The same applies to experienced practitioners who stop doing things the hard way. The judgment that comes from working through difficult problems is not a fixed asset. It requires maintenance.
What Responsible Use Actually Looks Like
None of this means stopping. These tools are genuinely powerful, and refusing to use them would be its own kind of professional negligence. The question is how to use them without paying the cognitive cost the research describes.
The distinction that matters most is between using AI to do your thinking and using AI to accelerate thinking you are actually doing. The former replaces cognitive work. The latter supports it. In practice, this means engaging with the model as a collaborator you interrogate rather than an oracle you accept. It means reading AI outputs critically, asking yourself what assumptions they rest on, what they might be missing, and whether the reasoning holds. It means being willing to work through problems without AI assistance often enough to keep the underlying skills in shape.

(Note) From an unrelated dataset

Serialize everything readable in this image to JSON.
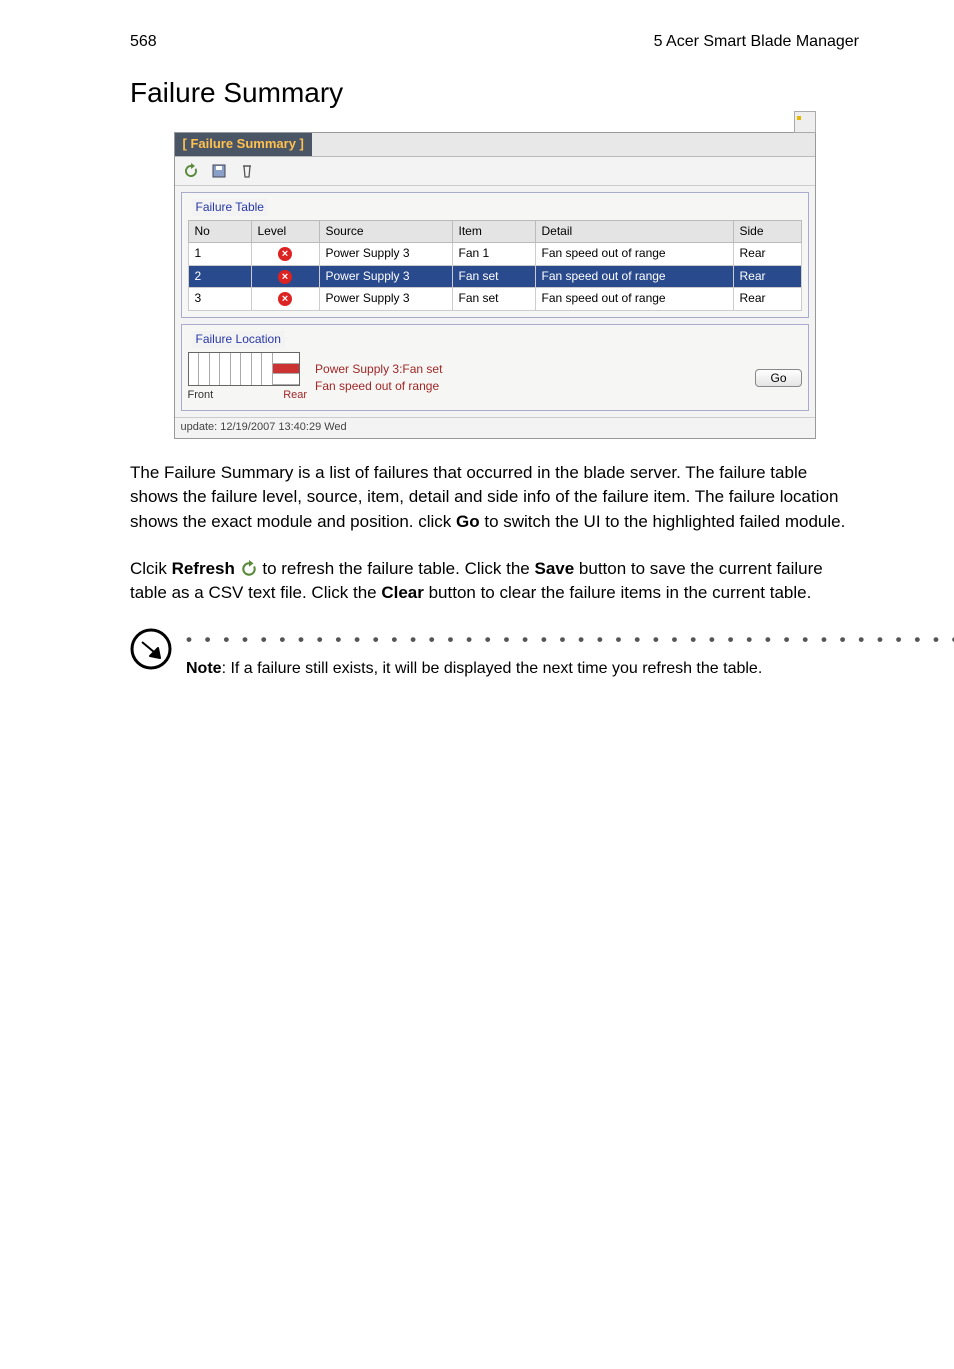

There is also a legitimate case for deliberate friction. If you are learning something new, refusing to ask AI for the answer until you have genuinely tried to reason through it yourself is not inefficiency. It is investment. The time spent in confusion before clarity is where the actual learning happens.
The researchers who ran the MIT study put it simply: the participants who let AI do the writing did not just produce less original work. They remembered less of what they had written and felt less connection to it. Convenience extracted a price from the very thing the work was supposed to develop.
A Question Worth Sitting With
The question in the title of this post is not rhetorical, and the honest answer is: it depends. AI, used well, does not make you dumber. It can extend capability, accelerate learning, and free up cognitive resources for work that genuinely requires them. But AI used as a substitute for thinking, accepted without scrutiny, relied on at the expense of developing foundational knowledge, does appear to erode the cognitive skills that make someone capable of doing hard work independently.
The research is early. But the mechanism is not speculative. If you stop exercising a capability, it weakens. The same principle that governs physical fitness governs cognitive fitness. The question is not whether you use AI. It is whether you are still doing the reps.